Brrrrrrrrr!
July 1st, 2010
The last few days in Melbourne have been cold (that’s a pic of me walking to my flat yesterday), including the coldest day in two years where the mercury didn’t quite make it to 10°C (50 fahrenheit). We do complain about the cold here in Melbourne (well, my mum and dad certainly do), but it’s not really that cold. The coldest overnight low we’ve ever had was -2°C (27 fahrenheit). That’s nothing. My girlfriend Beth comes from Minneapolis, Minnesota where it’s often below zero for more than three months of the year (as in it doesn’t get above zero at all in that time!). The coldest day recorded in Minneapolis is -41°C (-41.8 fahrenheit – celsius and fahrenheit actually catch up at -42). And it’s regularly gets to -30°C during the winter in Minneapolis (no wonder Beth thinks it’s positively balmy here in Melbourne). That’s not quite as cold as the coldest ever recorded temperature of -89.2°C in Vostock Station, Antartica, but when it comes to freezing cold I don’t think there’s much splitting frozen nostril hairs between -41°C and -89.2°C. That’s fricken cold either way. The coldest I have been in all of my travels is -22°C in Niseko, Japan (a balmy spring day in Minneapolis). It was so cold that in between ski runs I would duck into the mens toilets and put my feet under the hand drier to thaw them out. And the cold may have also affected my brain because that same day (or night actually) I stripped off naked and ran through the snow to jump into an outdoor onsen then rolled around in the snow (that too may have killed a few more brain cells).

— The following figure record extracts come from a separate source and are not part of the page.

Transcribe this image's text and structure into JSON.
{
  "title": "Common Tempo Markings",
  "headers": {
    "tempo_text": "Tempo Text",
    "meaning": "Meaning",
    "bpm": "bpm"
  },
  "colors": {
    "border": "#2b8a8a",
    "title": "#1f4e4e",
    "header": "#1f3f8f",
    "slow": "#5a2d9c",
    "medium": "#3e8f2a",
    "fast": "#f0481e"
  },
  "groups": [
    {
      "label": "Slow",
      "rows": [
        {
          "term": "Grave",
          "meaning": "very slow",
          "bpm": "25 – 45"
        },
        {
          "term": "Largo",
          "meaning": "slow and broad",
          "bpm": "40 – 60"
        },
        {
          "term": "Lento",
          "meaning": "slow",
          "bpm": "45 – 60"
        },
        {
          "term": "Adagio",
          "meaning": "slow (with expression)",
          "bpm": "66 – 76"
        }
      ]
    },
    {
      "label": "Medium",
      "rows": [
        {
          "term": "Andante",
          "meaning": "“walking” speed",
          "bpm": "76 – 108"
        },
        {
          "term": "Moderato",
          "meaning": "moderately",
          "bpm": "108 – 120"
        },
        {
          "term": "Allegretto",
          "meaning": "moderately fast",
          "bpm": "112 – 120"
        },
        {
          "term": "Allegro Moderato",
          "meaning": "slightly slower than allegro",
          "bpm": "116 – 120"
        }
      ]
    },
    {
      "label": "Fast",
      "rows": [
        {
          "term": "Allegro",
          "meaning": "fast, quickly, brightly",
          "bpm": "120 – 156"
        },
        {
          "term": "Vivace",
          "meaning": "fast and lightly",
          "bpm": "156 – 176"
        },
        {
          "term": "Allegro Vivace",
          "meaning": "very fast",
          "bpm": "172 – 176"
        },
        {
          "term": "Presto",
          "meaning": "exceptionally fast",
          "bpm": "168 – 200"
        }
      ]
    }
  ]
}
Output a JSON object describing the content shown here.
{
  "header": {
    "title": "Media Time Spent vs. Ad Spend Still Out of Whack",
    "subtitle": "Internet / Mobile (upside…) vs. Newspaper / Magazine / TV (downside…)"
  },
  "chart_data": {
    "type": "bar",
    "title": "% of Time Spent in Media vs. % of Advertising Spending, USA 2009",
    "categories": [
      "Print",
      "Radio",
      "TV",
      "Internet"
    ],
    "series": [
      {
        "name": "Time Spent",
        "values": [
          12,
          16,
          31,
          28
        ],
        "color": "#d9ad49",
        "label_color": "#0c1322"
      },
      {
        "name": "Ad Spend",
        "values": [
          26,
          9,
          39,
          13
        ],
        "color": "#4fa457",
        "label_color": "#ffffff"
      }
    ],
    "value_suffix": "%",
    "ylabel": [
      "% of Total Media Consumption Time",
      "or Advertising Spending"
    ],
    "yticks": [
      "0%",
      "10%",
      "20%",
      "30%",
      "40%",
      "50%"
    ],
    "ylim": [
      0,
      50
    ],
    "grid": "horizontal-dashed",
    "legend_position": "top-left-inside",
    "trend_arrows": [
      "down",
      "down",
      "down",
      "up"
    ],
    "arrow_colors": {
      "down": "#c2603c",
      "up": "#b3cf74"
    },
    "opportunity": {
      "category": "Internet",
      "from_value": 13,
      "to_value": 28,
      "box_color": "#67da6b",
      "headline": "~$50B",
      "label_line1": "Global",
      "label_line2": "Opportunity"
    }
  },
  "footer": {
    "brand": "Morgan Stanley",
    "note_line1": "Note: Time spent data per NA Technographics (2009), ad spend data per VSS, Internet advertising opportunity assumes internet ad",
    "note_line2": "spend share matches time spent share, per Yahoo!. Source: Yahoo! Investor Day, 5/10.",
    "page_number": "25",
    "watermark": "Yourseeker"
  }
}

Then again, Beth might be for a bit of a surprise when summer hits in Melbourne. The hottest temperature I’ve ever experienced was here in Melbourne last year when we got to 46.5°C (the hottest recorded temperature by the way is 57.8 °C in Al ‘Azizivah, Libya). I have been to much hotter places than Melbourne in my travels, though. Thankfully we have air conditioning in most places here, so you can get away from the heat, but some places I’ve been to there was no escape at all. In Togo, West Africa it may have only been in the mid-30s, but it was pretty much 100% humidity and there was no respite from the stifling heat (except the local bank, where I spent 3 hours pretending to wait to see someone). Most of the hotel rooms I stayed in had no air-conditioning, so I would get up a few times a night and have a cold shower just to stop myself from self-combusting. I got used to sitting in restaurants with sweat dripping of my chin as I ate my food and I got used to walking around all day with sopping wet clothes and sweaty underpants. Mind you, with another two months of winter here in Melbourne to look forward to I wouldn’t mind a few days of sweaty underpants at the moment.